Procopius watched and waited. His advisors had promised victory, but the general was still nervous at the prospect of his first battle. Despite being named Master of Infantry and given command of Nero Flavius’ legions, it was the now dead general’s retinue which provided nearly all of the tactical advice for the assault on Thessalonica. Procopius himself had made the initial decision to assault quickly with massed ladders and no siege engines. The others had complained that this was risky and that a proper siege should use the full force of Roman engineering.

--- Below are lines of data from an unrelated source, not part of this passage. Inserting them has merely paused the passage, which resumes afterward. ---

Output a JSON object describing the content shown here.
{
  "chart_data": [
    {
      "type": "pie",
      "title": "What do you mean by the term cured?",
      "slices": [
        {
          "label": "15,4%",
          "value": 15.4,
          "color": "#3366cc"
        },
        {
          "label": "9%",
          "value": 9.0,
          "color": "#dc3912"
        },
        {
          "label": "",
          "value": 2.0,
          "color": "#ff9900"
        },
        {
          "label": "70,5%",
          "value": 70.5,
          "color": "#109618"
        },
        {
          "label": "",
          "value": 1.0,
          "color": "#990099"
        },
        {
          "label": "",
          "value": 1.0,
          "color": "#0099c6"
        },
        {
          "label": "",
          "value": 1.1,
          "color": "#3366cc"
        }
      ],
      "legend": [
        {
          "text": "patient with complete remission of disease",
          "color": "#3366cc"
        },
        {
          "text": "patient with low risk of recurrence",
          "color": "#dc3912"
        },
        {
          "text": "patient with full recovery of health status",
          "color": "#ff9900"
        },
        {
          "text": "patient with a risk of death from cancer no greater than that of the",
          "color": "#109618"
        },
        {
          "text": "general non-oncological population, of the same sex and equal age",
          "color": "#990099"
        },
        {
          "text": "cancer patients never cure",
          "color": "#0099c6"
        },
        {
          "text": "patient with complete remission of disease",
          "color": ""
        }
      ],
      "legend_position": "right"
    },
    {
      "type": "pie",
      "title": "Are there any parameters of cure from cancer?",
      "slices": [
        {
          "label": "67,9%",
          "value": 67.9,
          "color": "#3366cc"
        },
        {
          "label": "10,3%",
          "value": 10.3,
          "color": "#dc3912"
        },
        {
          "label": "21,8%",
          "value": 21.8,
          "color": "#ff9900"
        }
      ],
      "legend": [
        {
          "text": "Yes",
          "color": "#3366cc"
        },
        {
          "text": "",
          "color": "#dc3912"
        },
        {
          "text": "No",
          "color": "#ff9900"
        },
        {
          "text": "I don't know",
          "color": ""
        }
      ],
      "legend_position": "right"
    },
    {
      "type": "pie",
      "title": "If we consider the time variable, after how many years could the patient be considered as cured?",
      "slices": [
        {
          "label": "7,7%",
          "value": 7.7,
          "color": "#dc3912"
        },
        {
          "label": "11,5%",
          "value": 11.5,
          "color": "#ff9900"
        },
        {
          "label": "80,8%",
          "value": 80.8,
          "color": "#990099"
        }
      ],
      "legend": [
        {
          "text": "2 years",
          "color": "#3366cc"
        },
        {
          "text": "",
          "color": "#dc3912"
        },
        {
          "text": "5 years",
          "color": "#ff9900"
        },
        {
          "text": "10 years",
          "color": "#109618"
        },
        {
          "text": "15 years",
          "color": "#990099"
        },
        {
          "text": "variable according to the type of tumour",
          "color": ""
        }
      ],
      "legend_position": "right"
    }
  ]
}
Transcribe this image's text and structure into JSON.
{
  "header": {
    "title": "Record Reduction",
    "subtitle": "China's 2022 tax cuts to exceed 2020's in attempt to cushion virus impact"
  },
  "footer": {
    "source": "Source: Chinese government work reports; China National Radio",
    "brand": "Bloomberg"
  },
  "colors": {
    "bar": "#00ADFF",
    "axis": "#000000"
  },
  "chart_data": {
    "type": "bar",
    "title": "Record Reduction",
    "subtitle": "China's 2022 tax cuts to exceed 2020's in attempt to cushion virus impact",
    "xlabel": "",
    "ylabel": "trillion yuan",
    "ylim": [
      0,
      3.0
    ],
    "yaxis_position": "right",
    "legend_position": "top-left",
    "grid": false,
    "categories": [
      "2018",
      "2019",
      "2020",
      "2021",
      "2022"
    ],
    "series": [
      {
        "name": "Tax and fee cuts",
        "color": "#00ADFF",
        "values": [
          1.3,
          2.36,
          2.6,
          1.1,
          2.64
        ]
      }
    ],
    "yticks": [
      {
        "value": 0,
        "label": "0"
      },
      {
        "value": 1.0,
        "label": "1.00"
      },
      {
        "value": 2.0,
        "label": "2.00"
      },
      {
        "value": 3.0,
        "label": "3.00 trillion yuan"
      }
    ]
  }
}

“Perhaps,” Procopius had replied, “but the longer we wait outside the walls, the more likely the rebels will send a relief force.” In the end, he had simply overruled them. He may be young, but he was also in charge. Everything else had been done by the war council. In particular that East Roman had been immensely useful. He seemed to be equally as skilled in fighting Western rebels as his own people.
The Equites Sagittarii moved forward to harass the enemies holding the walls. There were Comitatenses and Limitanei up there, but there were also untrained peasants. When the city had revolted, some soldiers had gone over to the pretenders, but mostly it had just been a mob of poorly-armed plebeians. Once they broke the soldiers on the walls and took the gates, the rest was inevitable.
Five cohorts of Comitatenses were now approaching the western wall, with all their cavalry and more infantry waiting for the gates to open. The rebels had put all of their strength here to prevent this breach. Somehow that Eastern fellow had expected this, and it was thanks to him that two cohorts would be sneaking towards the undefended northern walls even now. While the main force stormed the walls head-on, they would take the north gate and then rush along the battlements to flank the defenders.
…
Procopius wiped his blade on his toga and sheathed it. He looked at the few remaining Limitanei still fighting in the square. The city was lost, but for some reason they kept fighting.
The walls had been a bloody affair. The northern-most of the assaulting cohorts had arrived on a section defended by rebel Comitatenses and peasants. They had panicked there, attacked from two sides and had suffered greatly before the northern cohorts arrived to aid them.
The fighting at the gatehouse had been particularly brutal, but in the end the rebels had died to a man.
When the cavalry and reserve infantry had flooded the streets, the enemy rout had begun. It was a massacre.
“A fitting end for rebels,” he said to no one in particular, then turned his horse and moved off to find the city palace. Tonight he would rest. Tomorrow he would begin to plan for Athens. Yes, he was young, but there would be many battles ahead and he would learn.